Je suis actuellement en train de préparer une communication orale et un article consacrés à la question des liens entre l’activité de jouer et celle de créer. Je ne me réfère pas (pour l’instant) aux travaux scientifiques qui se penchent sur la question mais principalement sur mon terrain ethnographique, à savoir les utilisateurs de logiciels tels que RPG Maker ou Construct 2. En effet, et sans vous spoiler ces futures publications, certains créateurs de jeux vidéo en amateur se sentent en train de jouer lorsqu’ils créent. Il y a toute une série de choses qui entrent alors en considération : les souvenirs des expériences passées sur un jeu similaire, l’anticipation du plaisir des futurs joueurs, le jeu avec les contraintes du logiciel, et ainsi de suite.

Voilà à présent ce que je peux dire (à chaud !) de mon expérience de création de cet éditeur de niveau : j’espère que des gens s’amuseront à créer des choses avec. J’imagine que son utilisation consisterait à appréhender les règles de création, l’effet des différentes tuiles, puis au fait de tester différentes combinaisons, de se fixer ensuite un objectif et enfin de chercher à le réaliser. Cet éditeur n’invente rien, il est une sorte de demake ultra sobre et minimaliste de choses existantes comme RPG Maker. Il n’est donc pas interdit d’étendre mes impressions à d’autres logiciels. L’éditeur de niveau se donne à son utilisateur sans nécessairement lui assigner un objectif clairement énoncé comme cela peut-être le cas dans une partie de jeu vidéo. Tout au plus on peut imaginer que l’utilisateur identifie un « but » au programme : celui de créer un niveau. La récompense non plus ne sera pas explicite : c’est à l’utilisateur de décider quand il a réussi à remplir l’objectif que lui-même s’est fixé. Tout comme dans un jeu vidéo, il n’est pas dit que tout le monde trouve ça amusant,  il faut qu’il rencontre les goûts d’un public.

En résumé, on a donc un dispositif qui, sur le plan formel, demande un comportement étrangement similaire à celui du joueur de jeu vidéo (identifier les règles, les mettre à profit, accomplir un objectif). On sent pourtant intuitivement que les deux expériences ne sont pas du même registre. Y-a-t’il une différence identifiable d’emblée ? On pourrait penser que c’est l’absence de but/récompense clairement énoncé, mais alors que dire de Minecraft ? Je propose plutôt d’aborder cela sous la question de l’étiquette (arbitrairement et culturellement définie) « ceci est un jeu » qui semble intuitivement présente dans le cas de Minecraft et absente dans le cas des éditeurs de niveau.

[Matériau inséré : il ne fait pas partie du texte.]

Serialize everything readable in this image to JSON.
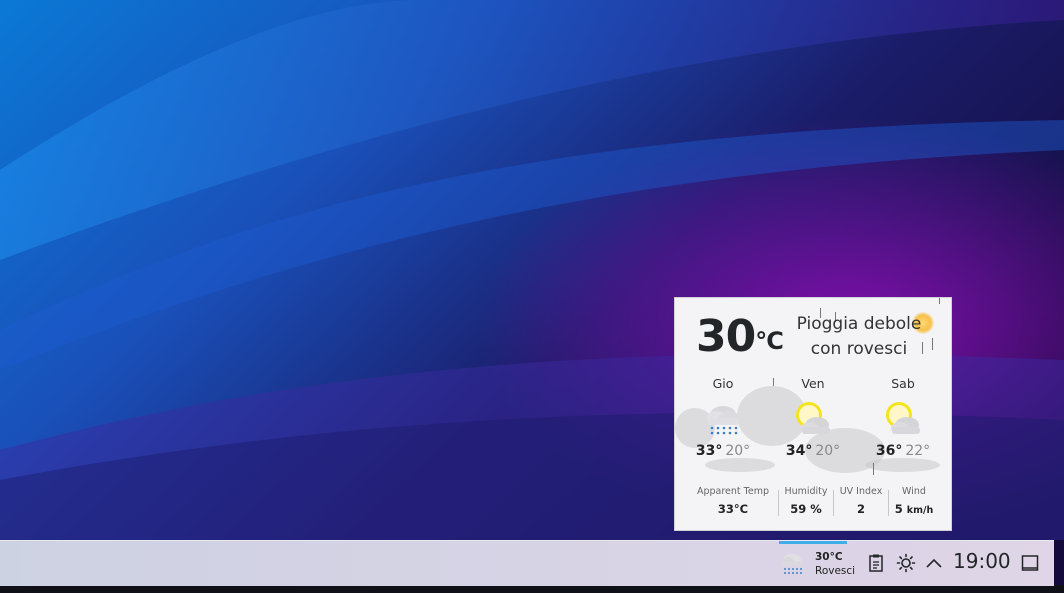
{
  "weather": {
    "current_temp": "30",
    "current_unit": "°C",
    "condition_line1": "Pioggia debole",
    "condition_line2": "con rovesci",
    "forecast": [
      {
        "day": "Gio",
        "icon": "rain-snow-cloud-icon",
        "high": "33°",
        "low": "20°"
      },
      {
        "day": "Ven",
        "icon": "partly-cloudy-icon",
        "high": "34°",
        "low": "20°"
      },
      {
        "day": "Sab",
        "icon": "partly-cloudy-icon",
        "high": "36°",
        "low": "22°"
      }
    ],
    "details": {
      "apparent_label": "Apparent Temp",
      "apparent_value": "33°C",
      "humidity_label": "Humidity",
      "humidity_value": "59 %",
      "uv_label": "UV Index",
      "uv_value": "2",
      "wind_label": "Wind",
      "wind_value": "5",
      "wind_unit": "km/h"
    }
  },
  "taskbar": {
    "weather_temp": "30°C",
    "weather_condition": "Rovesci",
    "clock": "19:00",
    "tray_icons": [
      "clipboard-icon",
      "brightness-icon",
      "chevron-up-icon",
      "show-desktop-icon"
    ]
  },
  "colors": {
    "accent": "#3daee9",
    "popup_bg": "#f4f4f6",
    "sun_yellow": "#f4e41b"
  }
}
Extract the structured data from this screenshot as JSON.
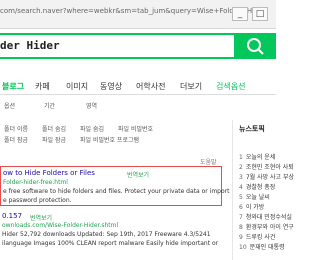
{
  "browser": {
    "url": "com/search.naver?where=webkr&sm=tab_jum&query=Wise+Folder+Hider",
    "minimize": "_",
    "maximize": "□"
  },
  "search": {
    "query": "der Hider"
  },
  "nav": {
    "items": [
      "블로그",
      "카페",
      "이미지",
      "동영상",
      "어학사전",
      "더보기"
    ],
    "active_index": 0,
    "advanced": "검색옵션"
  },
  "subfilter": {
    "row1": [
      "옵션",
      "기간",
      "영역"
    ],
    "row2": [
      "폴더 이름",
      "폴더 숨김",
      "파일 숨김",
      "파일 비밀번호"
    ],
    "row3": [
      "폴더 잠금",
      "파일 잠금",
      "파일 비밀번호 프로그램"
    ]
  },
  "related": {
    "label": "도움말"
  },
  "results": [
    {
      "title": "ow to Hide Folders or Files",
      "badge": "번역보기",
      "site": "Folder-hider-free.html",
      "desc1": "e free software to hide folders and files. Protect your private data or import",
      "desc2": "e password protection."
    },
    {
      "title": "0.157",
      "badge": "번역보기",
      "site": "ownloads.com/Wise-Folder-Hider.shtml",
      "desc1": "Hider 52,792 downloads Updated: Sep 19th, 2017 Freeware 4.3/5241",
      "desc2": "ilanguage Images 100% CLEAN report malware Easily hide important or"
    }
  ],
  "sidebar": {
    "title": "뉴스토픽",
    "items": [
      "오늘의 운세",
      "조현민 조현아 사퇴",
      "7월 사망 사고 부상",
      "경찰청 총장",
      "오늘 날씨",
      "이 가방",
      "청와대 민정수석실",
      "환경부와 아이 연구",
      "드루킹 사건",
      "문재인 대통령"
    ]
  }
}
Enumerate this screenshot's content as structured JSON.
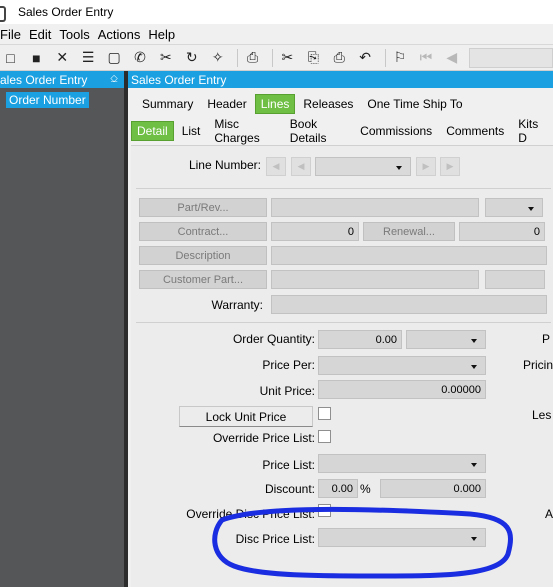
{
  "window": {
    "title": "Sales Order Entry"
  },
  "menu": [
    "File",
    "Edit",
    "Tools",
    "Actions",
    "Help"
  ],
  "toolbar": {
    "icons": [
      "new-icon",
      "save-icon",
      "delete-icon",
      "book-icon",
      "note-icon",
      "phone-icon",
      "attach-icon",
      "refresh-icon",
      "clear-icon",
      "print-icon",
      "cut-icon",
      "copy-icon",
      "paste-icon",
      "undo-icon",
      "binoculars-icon",
      "first-record-icon",
      "previous-record-icon"
    ],
    "glyphs": [
      "□",
      "■",
      "✕",
      "☰",
      "▢",
      "✆",
      "✂",
      "↻",
      "✧",
      "⎙",
      "✂",
      "⎘",
      "⎙",
      "↶",
      "⚐",
      "⏮",
      "◀"
    ]
  },
  "tree": {
    "header": "ales Order Entry",
    "pin": "⎐",
    "node": "Order Number"
  },
  "main": {
    "header": "Sales Order Entry",
    "tabs_top": [
      {
        "label": "Summary",
        "active": false
      },
      {
        "label": "Header",
        "active": false
      },
      {
        "label": "Lines",
        "active": true
      },
      {
        "label": "Releases",
        "active": false
      },
      {
        "label": "One Time Ship To",
        "active": false
      }
    ],
    "tabs_sub": [
      {
        "label": "Detail",
        "active": true
      },
      {
        "label": "List",
        "active": false
      },
      {
        "label": "Misc Charges",
        "active": false
      },
      {
        "label": "Book Details",
        "active": false
      },
      {
        "label": "Commissions",
        "active": false
      },
      {
        "label": "Comments",
        "active": false
      },
      {
        "label": "Kits D",
        "active": false
      }
    ]
  },
  "form": {
    "line_number_label": "Line Number:",
    "part_rev_btn": "Part/Rev...",
    "contract_btn": "Contract...",
    "contract_value": "0",
    "renewal_btn": "Renewal...",
    "renewal_value": "0",
    "description_btn": "Description",
    "customer_part_btn": "Customer Part...",
    "warranty_label": "Warranty:",
    "order_quantity_label": "Order Quantity:",
    "order_quantity_value": "0.00",
    "price_per_label": "Price Per:",
    "unit_price_label": "Unit Price:",
    "unit_price_value": "0.00000",
    "lock_unit_price_btn": "Lock Unit Price",
    "override_price_list_label": "Override Price List:",
    "price_list_label": "Price List:",
    "discount_label": "Discount:",
    "discount_percent_value": "0.00",
    "discount_percent_sign": "%",
    "discount_amount_value": "0.000",
    "override_disc_price_list_label": "Override Disc Price List:",
    "disc_price_list_label": "Disc Price List:",
    "right_edge_p": "P",
    "right_edge_pricin": "Pricin",
    "right_edge_les": "Les",
    "right_edge_a": "A"
  },
  "annotation_color": "#1a2de0"
}
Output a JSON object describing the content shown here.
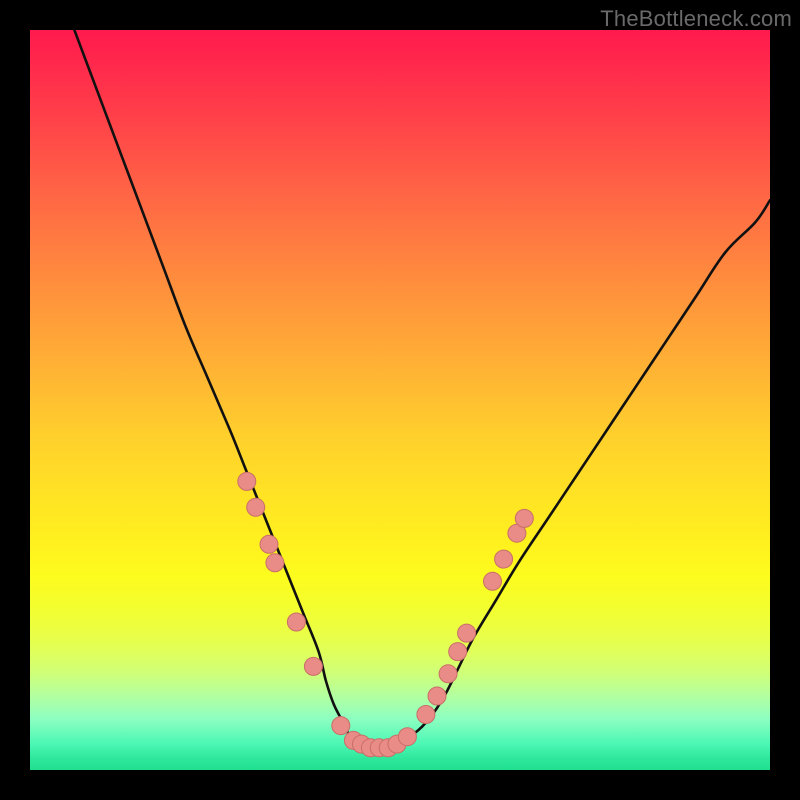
{
  "watermark": "TheBottleneck.com",
  "colors": {
    "background": "#000000",
    "curve": "#111111",
    "dot_fill": "#e98b86",
    "dot_stroke": "#c96e68",
    "gradient_top": "#ff1a4d",
    "gradient_bottom": "#20df8f"
  },
  "chart_data": {
    "type": "line",
    "title": "",
    "xlabel": "",
    "ylabel": "",
    "xlim": [
      0,
      100
    ],
    "ylim": [
      0,
      100
    ],
    "legend": false,
    "grid": false,
    "notes": "Bottleneck-style V curve. y ≈ bottleneck percentage (0 at valley floor, 100 at top). Background gradient encodes severity (green=low, red=high). Salmon dots mark sampled hardware points along the curve near the valley.",
    "series": [
      {
        "name": "bottleneck-curve",
        "x": [
          6,
          9,
          12,
          15,
          18,
          21,
          24,
          27,
          29,
          31,
          33,
          35,
          37,
          39,
          40,
          41,
          42,
          43,
          44,
          46,
          48,
          50,
          52,
          54,
          56,
          58,
          60,
          63,
          66,
          70,
          74,
          78,
          82,
          86,
          90,
          94,
          98,
          100
        ],
        "y": [
          100,
          92,
          84,
          76,
          68,
          60,
          53,
          46,
          41,
          36,
          31,
          26,
          21,
          16,
          12,
          9,
          7,
          5,
          4,
          3,
          3,
          4,
          5,
          7,
          10,
          14,
          18,
          23,
          28,
          34,
          40,
          46,
          52,
          58,
          64,
          70,
          74,
          77
        ]
      }
    ],
    "points": [
      {
        "x": 29.3,
        "y": 39.0
      },
      {
        "x": 30.5,
        "y": 35.5
      },
      {
        "x": 32.3,
        "y": 30.5
      },
      {
        "x": 33.1,
        "y": 28.0
      },
      {
        "x": 36.0,
        "y": 20.0
      },
      {
        "x": 38.3,
        "y": 14.0
      },
      {
        "x": 42.0,
        "y": 6.0
      },
      {
        "x": 43.7,
        "y": 4.0
      },
      {
        "x": 44.8,
        "y": 3.5
      },
      {
        "x": 46.0,
        "y": 3.0
      },
      {
        "x": 47.2,
        "y": 3.0
      },
      {
        "x": 48.4,
        "y": 3.0
      },
      {
        "x": 49.6,
        "y": 3.5
      },
      {
        "x": 51.0,
        "y": 4.5
      },
      {
        "x": 53.5,
        "y": 7.5
      },
      {
        "x": 55.0,
        "y": 10.0
      },
      {
        "x": 56.5,
        "y": 13.0
      },
      {
        "x": 57.8,
        "y": 16.0
      },
      {
        "x": 59.0,
        "y": 18.5
      },
      {
        "x": 62.5,
        "y": 25.5
      },
      {
        "x": 64.0,
        "y": 28.5
      },
      {
        "x": 65.8,
        "y": 32.0
      },
      {
        "x": 66.8,
        "y": 34.0
      }
    ]
  }
}
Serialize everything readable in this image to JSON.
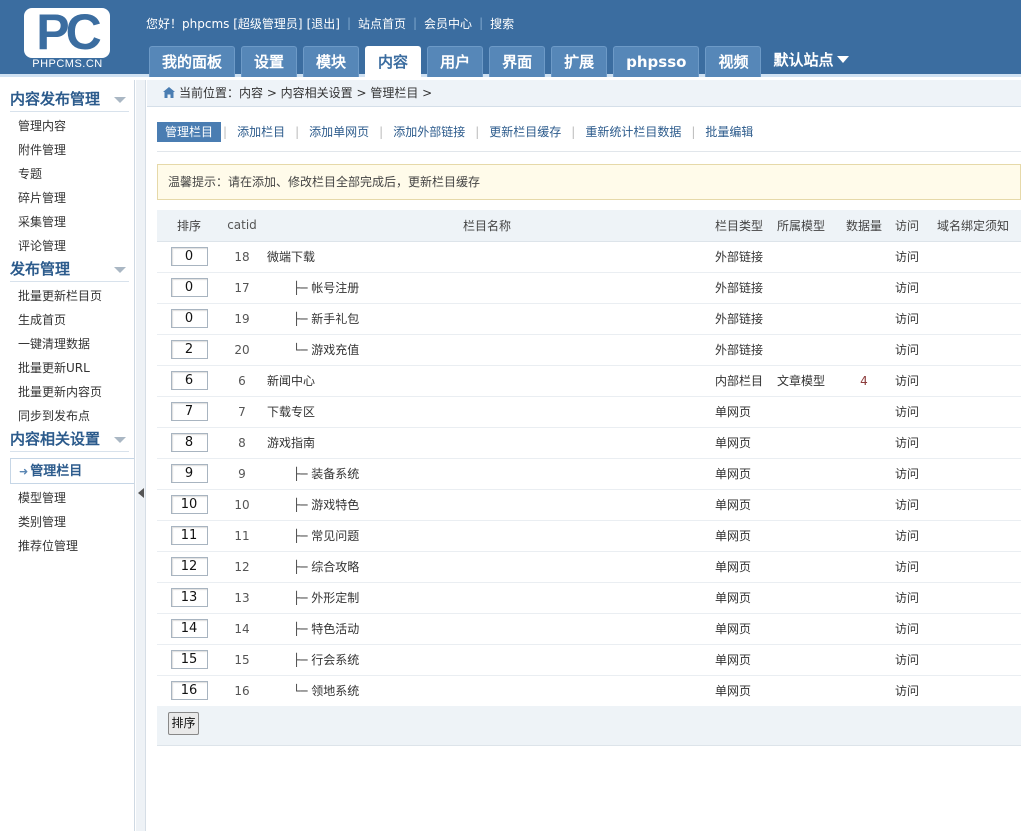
{
  "header": {
    "logo_text": "PC",
    "site_text": "PHPCMS.CN",
    "top_links": {
      "greeting": "您好！phpcms [超级管理员]",
      "logout": "[退出]",
      "home": "站点首页",
      "member": "会员中心",
      "search": "搜索"
    },
    "tabs": [
      {
        "label": "我的面板"
      },
      {
        "label": "设置"
      },
      {
        "label": "模块"
      },
      {
        "label": "内容"
      },
      {
        "label": "用户"
      },
      {
        "label": "界面"
      },
      {
        "label": "扩展"
      },
      {
        "label": "phpsso"
      },
      {
        "label": "视频"
      }
    ],
    "site_selector": "默认站点"
  },
  "sidebar": {
    "groups": [
      {
        "title": "内容发布管理",
        "items": [
          "管理内容",
          "附件管理",
          "专题",
          "碎片管理",
          "采集管理",
          "评论管理"
        ]
      },
      {
        "title": "发布管理",
        "items": [
          "批量更新栏目页",
          "生成首页",
          "一键清理数据",
          "批量更新URL",
          "批量更新内容页",
          "同步到发布点"
        ]
      },
      {
        "title": "内容相关设置",
        "items": [
          "管理栏目",
          "模型管理",
          "类别管理",
          "推荐位管理"
        ]
      }
    ]
  },
  "breadcrumb": "当前位置：内容 > 内容相关设置 > 管理栏目 >",
  "subtabs": [
    "管理栏目",
    "添加栏目",
    "添加单网页",
    "添加外部链接",
    "更新栏目缓存",
    "重新统计栏目数据",
    "批量编辑"
  ],
  "tip": "温馨提示：请在添加、修改栏目全部完成后，更新栏目缓存",
  "table": {
    "headers": {
      "sort": "排序",
      "catid": "catid",
      "name": "栏目名称",
      "type": "栏目类型",
      "model": "所属模型",
      "count": "数据量",
      "visit": "访问",
      "domain": "域名绑定须知"
    },
    "rows": [
      {
        "sort": "0",
        "catid": "18",
        "prefix": "",
        "name": "微端下载",
        "type": "外部链接",
        "type_kind": "ext",
        "model": "",
        "count": "",
        "visit": "访问"
      },
      {
        "sort": "0",
        "catid": "17",
        "prefix": "├─",
        "name": "帐号注册",
        "type": "外部链接",
        "type_kind": "ext",
        "model": "",
        "count": "",
        "visit": "访问"
      },
      {
        "sort": "0",
        "catid": "19",
        "prefix": "├─",
        "name": "新手礼包",
        "type": "外部链接",
        "type_kind": "ext",
        "model": "",
        "count": "",
        "visit": "访问"
      },
      {
        "sort": "2",
        "catid": "20",
        "prefix": "└─",
        "name": "游戏充值",
        "type": "外部链接",
        "type_kind": "ext",
        "model": "",
        "count": "",
        "visit": "访问"
      },
      {
        "sort": "6",
        "catid": "6",
        "prefix": "",
        "name": "新闻中心",
        "type": "内部栏目",
        "type_kind": "int",
        "model": "文章模型",
        "count": "4",
        "visit": "访问"
      },
      {
        "sort": "7",
        "catid": "7",
        "prefix": "",
        "name": "下载专区",
        "type": "单网页",
        "type_kind": "page",
        "model": "",
        "count": "",
        "visit": "访问"
      },
      {
        "sort": "8",
        "catid": "8",
        "prefix": "",
        "name": "游戏指南",
        "type": "单网页",
        "type_kind": "page",
        "model": "",
        "count": "",
        "visit": "访问"
      },
      {
        "sort": "9",
        "catid": "9",
        "prefix": "├─",
        "name": "装备系统",
        "type": "单网页",
        "type_kind": "page",
        "model": "",
        "count": "",
        "visit": "访问"
      },
      {
        "sort": "10",
        "catid": "10",
        "prefix": "├─",
        "name": "游戏特色",
        "type": "单网页",
        "type_kind": "page",
        "model": "",
        "count": "",
        "visit": "访问"
      },
      {
        "sort": "11",
        "catid": "11",
        "prefix": "├─",
        "name": "常见问题",
        "type": "单网页",
        "type_kind": "page",
        "model": "",
        "count": "",
        "visit": "访问"
      },
      {
        "sort": "12",
        "catid": "12",
        "prefix": "├─",
        "name": "综合攻略",
        "type": "单网页",
        "type_kind": "page",
        "model": "",
        "count": "",
        "visit": "访问"
      },
      {
        "sort": "13",
        "catid": "13",
        "prefix": "├─",
        "name": "外形定制",
        "type": "单网页",
        "type_kind": "page",
        "model": "",
        "count": "",
        "visit": "访问"
      },
      {
        "sort": "14",
        "catid": "14",
        "prefix": "├─",
        "name": "特色活动",
        "type": "单网页",
        "type_kind": "page",
        "model": "",
        "count": "",
        "visit": "访问"
      },
      {
        "sort": "15",
        "catid": "15",
        "prefix": "├─",
        "name": "行会系统",
        "type": "单网页",
        "type_kind": "page",
        "model": "",
        "count": "",
        "visit": "访问"
      },
      {
        "sort": "16",
        "catid": "16",
        "prefix": "└─",
        "name": "领地系统",
        "type": "单网页",
        "type_kind": "page",
        "model": "",
        "count": "",
        "visit": "访问"
      }
    ]
  },
  "footer": {
    "sort_button": "排序"
  }
}
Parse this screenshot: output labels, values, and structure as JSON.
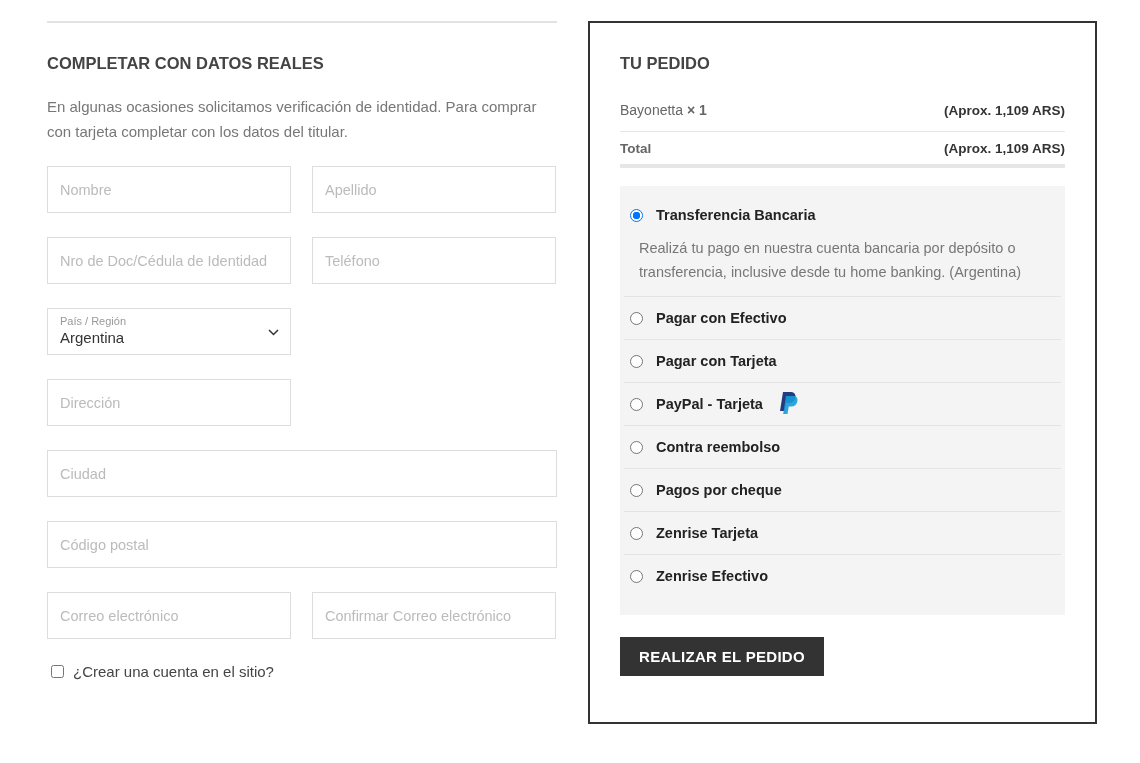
{
  "billing": {
    "title": "COMPLETAR CON DATOS REALES",
    "intro": "En algunas ocasiones solicitamos verificación de identidad. Para comprar con tarjeta completar con los datos del titular.",
    "rows": [
      {
        "fields": [
          {
            "kind": "input",
            "wide": false,
            "placeholder": "Nombre"
          },
          {
            "kind": "input",
            "wide": false,
            "placeholder": "Apellido"
          }
        ]
      },
      {
        "fields": [
          {
            "kind": "input",
            "wide": false,
            "placeholder": "Nro de Doc/Cédula de Identidad"
          },
          {
            "kind": "input",
            "wide": false,
            "placeholder": "Teléfono"
          }
        ]
      },
      {
        "fields": [
          {
            "kind": "select",
            "wide": false,
            "label": "País / Región",
            "value": "Argentina"
          }
        ]
      },
      {
        "fields": [
          {
            "kind": "input",
            "wide": false,
            "placeholder": "Dirección"
          }
        ]
      },
      {
        "fields": [
          {
            "kind": "input",
            "wide": true,
            "placeholder": "Ciudad"
          }
        ]
      },
      {
        "fields": [
          {
            "kind": "input",
            "wide": true,
            "placeholder": "Código postal"
          }
        ]
      },
      {
        "fields": [
          {
            "kind": "input",
            "wide": false,
            "placeholder": "Correo electrónico"
          },
          {
            "kind": "input",
            "wide": false,
            "placeholder": "Confirmar Correo electrónico"
          }
        ]
      }
    ],
    "create_account": {
      "label": "¿Crear una cuenta en el sitio?",
      "checked": false
    }
  },
  "order": {
    "title": "TU PEDIDO",
    "items": [
      {
        "name": "Bayonetta",
        "quantity": "× 1",
        "price": "(Aprox. 1,109 ARS)"
      }
    ],
    "total": {
      "label": "Total",
      "value": "(Aprox. 1,109 ARS)"
    },
    "payment_methods": [
      {
        "label": "Transferencia Bancaria",
        "selected": true,
        "kind": "plain",
        "description": "Realizá tu pago en nuestra cuenta bancaria por depósito o transferencia, inclusive desde tu home banking. (Argentina)"
      },
      {
        "label": "Pagar con Efectivo",
        "selected": false,
        "kind": "plain"
      },
      {
        "label": "Pagar con Tarjeta",
        "selected": false,
        "kind": "plain"
      },
      {
        "label": "PayPal - Tarjeta",
        "selected": false,
        "kind": "paypal"
      },
      {
        "label": "Contra reembolso",
        "selected": false,
        "kind": "plain"
      },
      {
        "label": "Pagos por cheque",
        "selected": false,
        "kind": "plain"
      },
      {
        "label": "Zenrise Tarjeta",
        "selected": false,
        "kind": "plain"
      },
      {
        "label": "Zenrise Efectivo",
        "selected": false,
        "kind": "plain"
      }
    ],
    "submit": "REALIZAR EL PEDIDO"
  }
}
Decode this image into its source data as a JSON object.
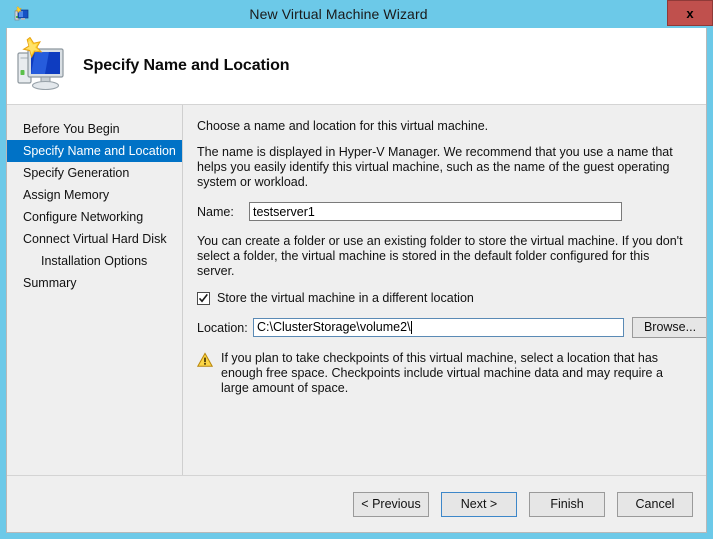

  • Cela met en évidence que mes enquêtés qui se sentent en train de jouer lorsqu’ils créent font probablement un effort de formalisation de leur activité. Ils constituent leur activité comme relevant du jeu, ils assignent eux-même l’étiquette de « jeu » à tel programme, etc. D’autres enquêtés ne voient pas la création de jeu comme étant ludique, c’est donc qu’ils s’approprient différemment le même outil.
  • D’autre part cela permet de mettre en évidence une des grandes forces de Minecraft : en impliquant un avatar manipulable dans une sorte d’énorme éditeur de niveau (et probablement par le biais des discours d’escorte du logiciel, telle que les publicités) il nous renvoie bien « ceci est un jeu » et non pas uniquement « le but est d’explorer le monde proposé et ses possibilités. »

Pour nommer les expériences (parfois troublantes) qui reposent sur des logiques (proches) du jeu mais qui ne s’annoncent pas comme tel, je propose l’étiquette « jeu informel ». Elle s’inspire de l’expression « apprentissage informel » qui désigne les apprentissages acquis dans des situations qui ne sont pas structurellement et/ou explicitement prévues à cet effet. Des situations dans lesquelles on apprend bien des choses, donc, mais qui ne disent pas « ceci est une situation d’apprentissage ».